Truth be told, while grandpa was getting publicity for his cause, the money raised was a mere fraction of the $8,000,000 needed to fund a new school. But Mr. Wiley persisted, as attested to by his many supporters.

Francine Cavanaugh, co-director of On Coal River, a documentary about Mr. Wiley's West Virginia valley community surrounded by "lush mountains and a looming toxic threat." (Movie Review)

Ed Wiley is a former coal miner who worked at mines all over West Virginia, including one that threatened his granddaughter's elementary school. In the film, we capture his attempts to have the school relocated to safer ground, and he goes about it directly, and with conviction.

Bo Webb, a West Virginian and ex-Marine, who advocates against the mountaintop removal of coal:

Not much I can say about Ed that hasn't been said. He walked to DC to bring attention to the school. He can be a stubborn man, and he is also a good man, my long time friend, and a fine turkey hunter.

Jennifer Neeper Moore, Pennies of Promise Facebook member:

I was lucky enough to sit next to Ed on a northbound train a few years ago and get a personal lecture on the crisis at Marsh Fork. I think I cried continuously, but he was patient with me, and shared some brochures and a video which I dutifully distributed.

In 2009, I had a hint of resignation that grandpa might not round up the dough, when I wrote:

I smile because I'm not sure how far grandpa will get in raising money to move the school, but I do know he's learned an important lesson. When you are outmatched by the war chest or political clout of opponents, you need to be patient and search for their weak spot to find leverage. And in this case, grandpa's leverage is in the form of embarrassment through media attention.
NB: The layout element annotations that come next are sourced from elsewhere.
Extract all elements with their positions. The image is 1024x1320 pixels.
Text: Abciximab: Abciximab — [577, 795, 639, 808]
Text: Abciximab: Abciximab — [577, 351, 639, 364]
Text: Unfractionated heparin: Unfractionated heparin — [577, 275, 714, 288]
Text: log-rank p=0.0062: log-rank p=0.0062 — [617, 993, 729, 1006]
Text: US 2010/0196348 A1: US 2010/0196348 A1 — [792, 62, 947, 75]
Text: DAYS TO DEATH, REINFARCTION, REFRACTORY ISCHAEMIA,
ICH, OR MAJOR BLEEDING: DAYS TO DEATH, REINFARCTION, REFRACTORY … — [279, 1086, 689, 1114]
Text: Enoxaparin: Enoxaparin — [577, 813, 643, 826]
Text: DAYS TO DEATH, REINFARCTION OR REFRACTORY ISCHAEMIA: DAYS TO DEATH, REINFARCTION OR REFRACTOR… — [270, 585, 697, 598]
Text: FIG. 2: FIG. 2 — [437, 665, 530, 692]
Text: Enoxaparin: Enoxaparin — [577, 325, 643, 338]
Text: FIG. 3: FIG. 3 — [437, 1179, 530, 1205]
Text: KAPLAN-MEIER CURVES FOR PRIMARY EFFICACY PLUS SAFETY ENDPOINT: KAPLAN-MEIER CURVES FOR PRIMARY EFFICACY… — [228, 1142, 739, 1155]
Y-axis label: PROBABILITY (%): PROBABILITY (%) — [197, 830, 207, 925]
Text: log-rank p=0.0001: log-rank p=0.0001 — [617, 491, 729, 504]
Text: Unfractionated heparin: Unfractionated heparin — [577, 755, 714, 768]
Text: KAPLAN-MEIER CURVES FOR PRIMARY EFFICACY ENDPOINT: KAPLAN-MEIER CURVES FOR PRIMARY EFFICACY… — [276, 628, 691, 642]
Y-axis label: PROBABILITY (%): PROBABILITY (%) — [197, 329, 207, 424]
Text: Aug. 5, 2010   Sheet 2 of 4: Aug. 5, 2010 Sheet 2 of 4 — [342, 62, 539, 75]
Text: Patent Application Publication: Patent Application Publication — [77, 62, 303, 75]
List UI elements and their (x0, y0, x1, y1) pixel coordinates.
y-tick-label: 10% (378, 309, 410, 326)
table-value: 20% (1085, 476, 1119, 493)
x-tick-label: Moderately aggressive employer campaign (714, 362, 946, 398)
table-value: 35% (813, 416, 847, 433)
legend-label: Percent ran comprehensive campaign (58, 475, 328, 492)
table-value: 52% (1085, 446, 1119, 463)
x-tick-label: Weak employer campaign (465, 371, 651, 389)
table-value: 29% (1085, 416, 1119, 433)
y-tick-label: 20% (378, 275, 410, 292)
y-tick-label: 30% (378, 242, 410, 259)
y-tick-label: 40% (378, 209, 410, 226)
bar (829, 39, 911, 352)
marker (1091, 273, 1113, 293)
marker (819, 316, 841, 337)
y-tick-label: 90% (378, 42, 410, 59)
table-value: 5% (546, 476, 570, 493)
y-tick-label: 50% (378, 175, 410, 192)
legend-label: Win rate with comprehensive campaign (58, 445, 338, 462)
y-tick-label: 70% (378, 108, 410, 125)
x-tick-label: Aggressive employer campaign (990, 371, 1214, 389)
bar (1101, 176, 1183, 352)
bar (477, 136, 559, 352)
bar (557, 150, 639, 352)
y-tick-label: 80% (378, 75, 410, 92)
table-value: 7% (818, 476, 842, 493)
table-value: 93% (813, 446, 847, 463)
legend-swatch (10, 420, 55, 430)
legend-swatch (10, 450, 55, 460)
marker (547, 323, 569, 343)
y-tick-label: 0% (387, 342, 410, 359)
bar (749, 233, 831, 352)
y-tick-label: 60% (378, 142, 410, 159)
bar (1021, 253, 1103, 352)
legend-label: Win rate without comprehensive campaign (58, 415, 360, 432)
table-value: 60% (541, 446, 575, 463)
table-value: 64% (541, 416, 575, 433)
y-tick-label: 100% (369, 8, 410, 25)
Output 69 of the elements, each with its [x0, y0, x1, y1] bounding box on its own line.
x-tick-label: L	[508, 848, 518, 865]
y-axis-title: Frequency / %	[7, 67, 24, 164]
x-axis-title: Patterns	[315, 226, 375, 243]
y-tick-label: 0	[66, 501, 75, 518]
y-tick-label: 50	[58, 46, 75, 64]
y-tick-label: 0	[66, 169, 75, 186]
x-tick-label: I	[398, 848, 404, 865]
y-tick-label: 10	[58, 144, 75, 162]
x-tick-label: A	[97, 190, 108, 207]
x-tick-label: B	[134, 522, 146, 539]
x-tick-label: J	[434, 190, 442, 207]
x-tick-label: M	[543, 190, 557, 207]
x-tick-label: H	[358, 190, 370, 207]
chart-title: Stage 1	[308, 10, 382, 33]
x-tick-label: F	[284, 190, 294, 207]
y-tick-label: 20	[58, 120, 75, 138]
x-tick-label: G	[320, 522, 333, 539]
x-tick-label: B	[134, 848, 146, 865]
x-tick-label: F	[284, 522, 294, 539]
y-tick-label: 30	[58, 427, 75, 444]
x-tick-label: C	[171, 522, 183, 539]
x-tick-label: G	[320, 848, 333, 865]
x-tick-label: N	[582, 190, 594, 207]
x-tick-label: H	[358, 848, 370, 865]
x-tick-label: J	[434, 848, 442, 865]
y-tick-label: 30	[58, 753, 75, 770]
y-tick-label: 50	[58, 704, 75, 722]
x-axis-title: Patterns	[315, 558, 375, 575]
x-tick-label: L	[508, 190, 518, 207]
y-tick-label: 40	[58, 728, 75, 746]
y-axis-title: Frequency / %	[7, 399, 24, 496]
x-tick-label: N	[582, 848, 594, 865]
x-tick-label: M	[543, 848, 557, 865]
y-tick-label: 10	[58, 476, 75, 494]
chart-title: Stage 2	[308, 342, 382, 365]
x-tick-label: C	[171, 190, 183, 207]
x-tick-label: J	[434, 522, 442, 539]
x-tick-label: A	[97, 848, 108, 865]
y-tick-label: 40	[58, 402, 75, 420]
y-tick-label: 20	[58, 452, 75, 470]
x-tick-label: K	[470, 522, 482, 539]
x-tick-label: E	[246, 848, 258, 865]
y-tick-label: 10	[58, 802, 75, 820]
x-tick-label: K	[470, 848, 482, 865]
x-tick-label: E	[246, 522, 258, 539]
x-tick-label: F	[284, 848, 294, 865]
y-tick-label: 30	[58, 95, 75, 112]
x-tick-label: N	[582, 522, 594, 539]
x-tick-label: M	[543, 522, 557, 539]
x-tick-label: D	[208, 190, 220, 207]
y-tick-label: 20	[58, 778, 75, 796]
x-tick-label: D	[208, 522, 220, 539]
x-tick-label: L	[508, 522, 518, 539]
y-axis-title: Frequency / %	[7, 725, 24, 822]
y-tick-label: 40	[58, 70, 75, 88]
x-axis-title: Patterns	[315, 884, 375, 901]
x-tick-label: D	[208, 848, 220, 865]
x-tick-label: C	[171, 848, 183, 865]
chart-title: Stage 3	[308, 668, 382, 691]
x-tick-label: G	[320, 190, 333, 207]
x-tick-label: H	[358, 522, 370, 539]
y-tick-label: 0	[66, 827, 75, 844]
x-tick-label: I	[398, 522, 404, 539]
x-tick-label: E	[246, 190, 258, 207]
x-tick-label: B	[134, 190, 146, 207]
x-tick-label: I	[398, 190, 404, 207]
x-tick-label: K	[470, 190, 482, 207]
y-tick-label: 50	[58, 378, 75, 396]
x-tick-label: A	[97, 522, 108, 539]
Then came 2010. With the kiddies out for spring break, Marsh Fork Elementary became the media staging ground during the Upper Big Branch mine disaster which cost the lives of 29 miners. Now, the world was watching Massey Energy (Massey owns that mine and the silo and impoundment facing our school kids). The tragedy occurred mere weeks before the School Building Authority voted on allocating precious few funds to schools across West Virginia. Finally, the world was watching after Marsh Fork.

As Jeff Biggers wrote in Goodbye Massey Coal Dust: Welcome to the Ed Wiley Elementary School!:

Thanks to a generous $2.5 million grant from the Annenberg Foundation, the long march for a new elementary school for children in the besieged Coal River Valley hamlet of Sundial, West Virginia, has come to an end: A new school will now be built in a different location... Along with the Annenberg funds and a gift from the Coal River Mountain Watch, the school also received commitments of $2.6 million from the West Virginia School Building Authority, and $1.5 million from the Raleigh County Board of Education and Massey Energy, which is responsible for the whole mess of coal dust and the dangerous coal slurry impoundment.

This month, the Raleigh school board announced it had finalized the land purchase for the site of the new school. Bo Webb elaborated:

The new school will be built on Rt. 3 in Rock Creek. It will be built on a 27 acre site, a beautiful piece of property with a great view. All construction bid work will be out and chosen in time for start of construction June 2011. The school will be ready for August 2012 enrollment and occupation.

2012? Great, but these students still remain at risk until then, and as Mr. Biggers offered above: "Coal River Valley citizens still remain in danger of a potential catastrophe -- a 72-foot tidal wave of coal sludge--should the impoundment break. Such a breach could be on the scale of Buffalo Creek in the 1970's.

Real victories are hard to come by these days, but Ed Wiley proved that passion and persistence can deliver gratifying results. The takeaway lesson for my law students comes from Ben Franklin: By failing to prepare, you are preparing to fail. I think that Ben got it so right in his quote. But great words are far greater than the person who utters them, and the real hard work is putting those words into action.

By doing. Something.

Like NOW, you Slackers, Echoes, and Netters.